According to a recent announcement, the Ukraine government has approved and resubmitted legislation to parliament for the ratification of the pending income tax treaty with Malta. The treaty, signed 4 September 2013, is the first of its kind between the two countries.

Taxes Covered

The treaty covers Malta income tax, and Ukraine tax on profits of enterprise and personal income tax.

Withholding Tax Rates

  • Dividends - 5% if the beneficial owner is a company directly holding at least 20% of the paying company's capital; otherwise 15%
  • Interest - 10%
  • Royalties - 10%

Capital Gains

The following capital gains derived by a resident of one Contracting State may be taxed by the other State:

  • Gains from the alienation of immovable property situated in the other State;
  • Gains from the alienation of movable property forming part of the business property of a permanent establishment in the other State; and
  • Gains from the alienation of shares deriving more than 50% of their value directly or indirectly from immovable property situated in the other State.

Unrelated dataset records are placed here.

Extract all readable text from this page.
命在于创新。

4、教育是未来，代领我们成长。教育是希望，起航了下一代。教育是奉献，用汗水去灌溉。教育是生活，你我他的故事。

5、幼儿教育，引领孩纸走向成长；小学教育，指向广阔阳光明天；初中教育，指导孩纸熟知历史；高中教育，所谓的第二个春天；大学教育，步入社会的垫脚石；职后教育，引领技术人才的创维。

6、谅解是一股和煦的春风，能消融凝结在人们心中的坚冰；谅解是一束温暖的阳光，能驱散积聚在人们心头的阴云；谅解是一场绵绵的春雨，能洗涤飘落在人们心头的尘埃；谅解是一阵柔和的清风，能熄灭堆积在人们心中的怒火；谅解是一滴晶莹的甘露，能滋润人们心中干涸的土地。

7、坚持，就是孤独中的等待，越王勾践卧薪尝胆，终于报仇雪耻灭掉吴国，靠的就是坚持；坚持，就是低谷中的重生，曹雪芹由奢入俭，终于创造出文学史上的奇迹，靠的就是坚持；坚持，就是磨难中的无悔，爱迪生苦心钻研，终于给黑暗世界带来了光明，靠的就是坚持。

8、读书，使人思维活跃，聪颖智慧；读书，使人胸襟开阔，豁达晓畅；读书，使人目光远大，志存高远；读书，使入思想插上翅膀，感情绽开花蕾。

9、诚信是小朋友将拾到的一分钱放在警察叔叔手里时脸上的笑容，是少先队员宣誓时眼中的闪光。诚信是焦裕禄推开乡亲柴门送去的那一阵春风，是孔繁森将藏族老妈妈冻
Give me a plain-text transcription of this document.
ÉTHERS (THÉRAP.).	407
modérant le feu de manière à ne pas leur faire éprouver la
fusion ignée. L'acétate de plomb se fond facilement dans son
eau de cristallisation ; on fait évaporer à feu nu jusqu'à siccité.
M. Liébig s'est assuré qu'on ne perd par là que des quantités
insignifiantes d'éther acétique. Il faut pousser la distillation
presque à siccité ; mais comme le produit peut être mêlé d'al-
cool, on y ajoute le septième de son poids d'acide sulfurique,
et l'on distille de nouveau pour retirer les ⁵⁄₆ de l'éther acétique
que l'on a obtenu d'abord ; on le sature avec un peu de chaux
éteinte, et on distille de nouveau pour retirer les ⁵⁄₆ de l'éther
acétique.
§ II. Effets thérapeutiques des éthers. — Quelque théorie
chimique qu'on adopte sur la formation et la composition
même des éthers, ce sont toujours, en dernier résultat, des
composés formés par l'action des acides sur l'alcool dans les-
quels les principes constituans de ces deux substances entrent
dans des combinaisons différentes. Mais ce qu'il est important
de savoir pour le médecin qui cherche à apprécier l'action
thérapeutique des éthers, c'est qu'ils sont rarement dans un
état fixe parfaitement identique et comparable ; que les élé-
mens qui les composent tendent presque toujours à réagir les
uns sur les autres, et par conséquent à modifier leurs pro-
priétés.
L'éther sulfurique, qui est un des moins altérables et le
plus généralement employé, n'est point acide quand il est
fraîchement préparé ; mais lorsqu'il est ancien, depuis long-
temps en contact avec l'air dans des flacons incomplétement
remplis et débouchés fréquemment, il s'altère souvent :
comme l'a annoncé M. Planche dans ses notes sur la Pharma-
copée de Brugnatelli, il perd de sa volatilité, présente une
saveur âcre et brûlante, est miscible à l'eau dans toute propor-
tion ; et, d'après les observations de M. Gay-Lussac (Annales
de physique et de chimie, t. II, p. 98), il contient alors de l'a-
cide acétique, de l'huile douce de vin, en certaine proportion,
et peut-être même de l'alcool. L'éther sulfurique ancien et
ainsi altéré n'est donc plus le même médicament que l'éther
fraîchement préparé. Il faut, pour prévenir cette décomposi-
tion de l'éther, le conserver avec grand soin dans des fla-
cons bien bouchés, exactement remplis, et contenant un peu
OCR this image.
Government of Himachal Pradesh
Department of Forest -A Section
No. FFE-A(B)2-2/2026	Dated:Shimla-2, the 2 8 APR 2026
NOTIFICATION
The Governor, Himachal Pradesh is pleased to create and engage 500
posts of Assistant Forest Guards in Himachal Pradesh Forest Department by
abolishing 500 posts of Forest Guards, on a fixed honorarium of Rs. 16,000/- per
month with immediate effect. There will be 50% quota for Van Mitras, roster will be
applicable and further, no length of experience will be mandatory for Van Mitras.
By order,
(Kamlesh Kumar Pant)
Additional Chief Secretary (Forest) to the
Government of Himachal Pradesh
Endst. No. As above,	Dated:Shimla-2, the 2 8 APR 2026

Gains from the alienation of other property by a resident of a Contracting State may only be taxed by that State.

Limitation of Benefits

Article 21 (Limitation of Benefits) provides that a resident of a Contracting State shall not receive the benefit of any reduction in or exemption from tax provided by the treaty if the main purpose or one of the main purposes of such resident or a connected person was to obtain the benefits of the treaty. The limitation does not apply if the resident is engaged in substantive business operations in its State of resident and the relief claimed is with respect to income connected with such operations.

Double Taxation Relief

Both countries apply the credit method for the elimination of double taxation.

Entry into Force and Effect

The treaty will enter into force once the ratification instruments are exchanged and will apply from 1 January of the year following its entry into force.